The SIS will be investigating the big stuff that threatens the economic well-being of the United Kingdom. However, it is not correct to use the term ``threatens''. In 1985, the then Home Secretary said:

    As in the case of serious crime or national security, the Secretary of State has to consider that interception is not just desirable. Secondly, interception has to be protective. It must be concerned with safeguarding the country's economic well-being, not with promoting it.

That is an important distinction. We want confirmation that the Minister stands by that, and that that is his and the present Home Secretary's understanding. The former Home Secretary continued:

    That means it relates to threats to that well-being.
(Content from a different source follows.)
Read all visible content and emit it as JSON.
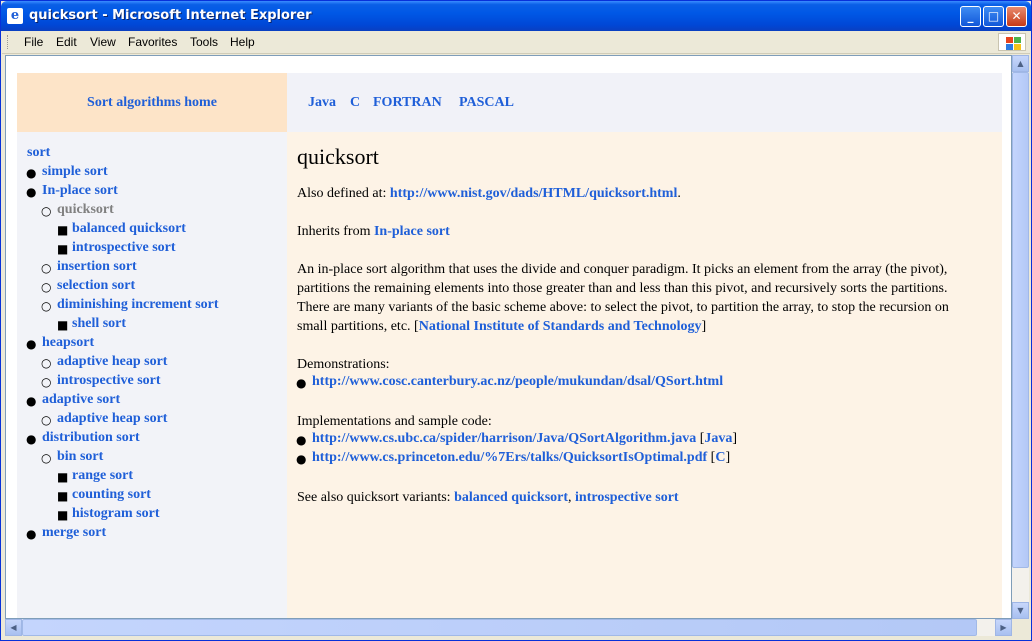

    Thirdly, it is the economic well-being of the United Kingdom which is at issue. By definition, the matter must be one of national significance and cannot be of a trivial kind which is peripheral to that well-being. It is a crucial part of our foreign policy to protect the country against adverse developments overseas.—[Official Report, 12 March 1985; Vol. 75; c. 159-60.]

Again, that confirms what the former Foreign Secretary said on Second Reading of the Intelligence Services Bill in 1994.

Those quotations satisfy me of what the previous Government and the then Home Secretary and Foreign Secretary understood of their duty to safeguard the economic well-being of the United Kingdom. I hope and believe that that has not changed one iota. I do not think that the present Foreign Secretary or Home Secretary have a different understanding. Indeed, I hope that they apply the same criteria. Will the Minister assure the Committee that the Bill will not widen the remit or increase the power of the Security Service or the Secret Intelligence Service, either inadvertently or deliberately, or lower the threshold of safeguarding the economic well-being of the United Kingdom?

The explanatory notes contain a lovely little phrase that suggests that the provisions could apply to ``safeguarding'' tax revenue. One of the organisations listed in clause 6 as being allowed to apply for a warrant is Her Majesty's Customs and Excise. It does a valiant job in safeguarding tax revenue, as many of those who have been put out of business by it will testify. That was an uncharitable comment, but it has happened on a few occasions in my constituency. However, the Revenue may argue that its action was justified.

Mr. Luff: I would appreciate the Minister's clarification. As I read the explanatory notes, clause 5(3)(c) reflects the wording of article 8 of the European convention on human rights, but it is more limited and therefore does not allow for the protection of tax revenues.

Mr. Maclean: My hon. Friend puts it much better than I did. The explanatory notes state:

    Clause 5(3)(c) closely reflects the wording of Article 8 of the Convention, though the term in Article 8 is understood to have a broader meaning and would include, for example, the protection of tax revenues.

However, the subsection seems to have a narrower wording. It seems that the provisions of clause 6 would prevent Customs and Excise from going to the Minister for a warrant and saying, ``We want to safeguard the economic well-being of the United Kingdom. Peter Luff Ltd has not paid its VAT and we are therefore suffering a tremendous loss of revenue. We need interception, warrants, the lot.'' Nevertheless, that would not prevent Customs and Excise from obtaining a warrant under subsection (3)(b), because it could conclude that serious crime included avoiding the payment of VAT.

We need some more helpful information from the Minister. He will probably cite precedent. For instance, in 1996, when we were debating the NCIS legislation, his right hon. Friend the Member for Cardiff, South and Penarth (Mr. Michael) pressed me to define the difference between organised crime and serious crime. In answer, I relied on the wise words spoken on Second Reading by my right hon. Friend, the then Home Secretary, who did not define it either. We had a long, round-the-course discussion about what would constitute serious crime, which is wisely not defined in any legislation. It would be helpful to know what Customs and Excise would regard as an economic crime serious enough to justify application for a warrant.